This Stockholm street just became the first in Sweden to ban old diesel cars

This Stockholm street just became the first in Sweden to ban old diesel cars
Old diesel cars are no longer allowed on Hornsgatan. Photo: Leif R Jansson/TT
From today onwards, some cars will no longer be allowed to use one of southern Stockholm's main thoroughfares.

Hornsgatan runs from north to west on Stockholm's Södermalm island. It is a busy street lined with shops, bars and restaurants, and one of the quickest ways for drivers to get from Slussen to Liljeholmen.

It is also one of the Swedish capital's most polluted streets, and other measures such as banning studded winter tyres have previously been adopted in order to improve its air quality.

And on January 15th, a ban on old diesel cars comes into force on the street.

It follows a decision by the Swedish government in 2018 to make it possible for local authorities to create so-called environmental zones, and was a key question in the local election in Stockholm the same year.

The scheme was eventually pushed through by the Green Party, who have been ruling in coalition with centre-right parties in Stockholm City Council since the election, with opponents claiming a diesel ban was unnecessary due to the continuing improvement of air quality in the Swedish capital.

The ban means that only newer diesel engines meeting the emission standards of Euro 5 and Euro 6 will be permitted in the zone, and by 2022 only Euro 6 will be allowed. In practice, this bans most cars older than 11 years, but note that the older cars will still be allowed to cross Hornsgatan.

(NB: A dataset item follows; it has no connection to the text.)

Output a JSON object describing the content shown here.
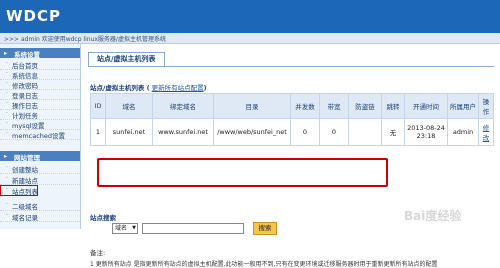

There are already class-one environmental zones for heavy vehicles in place in several Swedish cities (Stockholm, Gothenburg, Malmö, Mölndal, Uppsala, Helsingborg, Lund and Umeå). But Hornsgatan is the first street in Sweden to introduce a class-two environmental zone for passenger cars.

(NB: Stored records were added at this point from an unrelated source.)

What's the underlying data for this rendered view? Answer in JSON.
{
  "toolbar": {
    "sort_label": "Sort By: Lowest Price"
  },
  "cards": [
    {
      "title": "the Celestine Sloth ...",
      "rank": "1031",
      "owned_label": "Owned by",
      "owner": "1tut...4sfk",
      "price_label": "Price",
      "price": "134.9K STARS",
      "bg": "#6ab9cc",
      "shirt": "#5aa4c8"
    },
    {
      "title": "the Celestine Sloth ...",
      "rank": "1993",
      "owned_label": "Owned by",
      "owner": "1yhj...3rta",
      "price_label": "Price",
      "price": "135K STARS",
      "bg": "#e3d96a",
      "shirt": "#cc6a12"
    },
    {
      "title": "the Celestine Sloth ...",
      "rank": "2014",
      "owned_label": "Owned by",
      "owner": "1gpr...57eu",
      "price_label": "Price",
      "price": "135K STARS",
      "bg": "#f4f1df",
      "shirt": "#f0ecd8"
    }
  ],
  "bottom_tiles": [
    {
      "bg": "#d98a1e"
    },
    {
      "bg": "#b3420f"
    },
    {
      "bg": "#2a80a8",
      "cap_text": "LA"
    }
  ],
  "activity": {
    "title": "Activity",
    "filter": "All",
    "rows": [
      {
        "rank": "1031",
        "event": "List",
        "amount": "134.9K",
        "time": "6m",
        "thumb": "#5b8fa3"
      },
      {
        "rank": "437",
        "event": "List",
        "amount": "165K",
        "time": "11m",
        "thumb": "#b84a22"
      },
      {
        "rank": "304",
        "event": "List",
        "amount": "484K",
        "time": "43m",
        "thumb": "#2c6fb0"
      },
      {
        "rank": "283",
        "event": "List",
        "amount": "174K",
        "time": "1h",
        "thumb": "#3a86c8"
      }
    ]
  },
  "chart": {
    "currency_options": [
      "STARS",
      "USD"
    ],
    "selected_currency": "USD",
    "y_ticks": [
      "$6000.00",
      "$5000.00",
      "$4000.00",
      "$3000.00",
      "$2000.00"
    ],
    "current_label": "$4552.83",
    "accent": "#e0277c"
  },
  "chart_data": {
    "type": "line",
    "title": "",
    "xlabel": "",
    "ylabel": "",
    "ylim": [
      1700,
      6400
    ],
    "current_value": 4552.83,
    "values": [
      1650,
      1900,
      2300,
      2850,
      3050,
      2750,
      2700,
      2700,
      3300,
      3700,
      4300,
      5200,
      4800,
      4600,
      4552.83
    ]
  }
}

According to Swedish public broadcaster SVT, around 4,000 of the 24,000 cars that use Hornsgatan every day will now be forced to take a detour. Emergency vehicles are however not affected by the ban.

Alternative routes from Slussen to Liljeholmen or to the E4/E20 motorway through the city are the Söder Mälarstrand street and then Västerbron, alternatively Götgatan or Söderledstunneln south, joining the 75 westbound through Årsta before reaching Liljeholmen or the motorway. In any case, unless you have no other option, public transport is usually more convenient than driving in central Stockholm.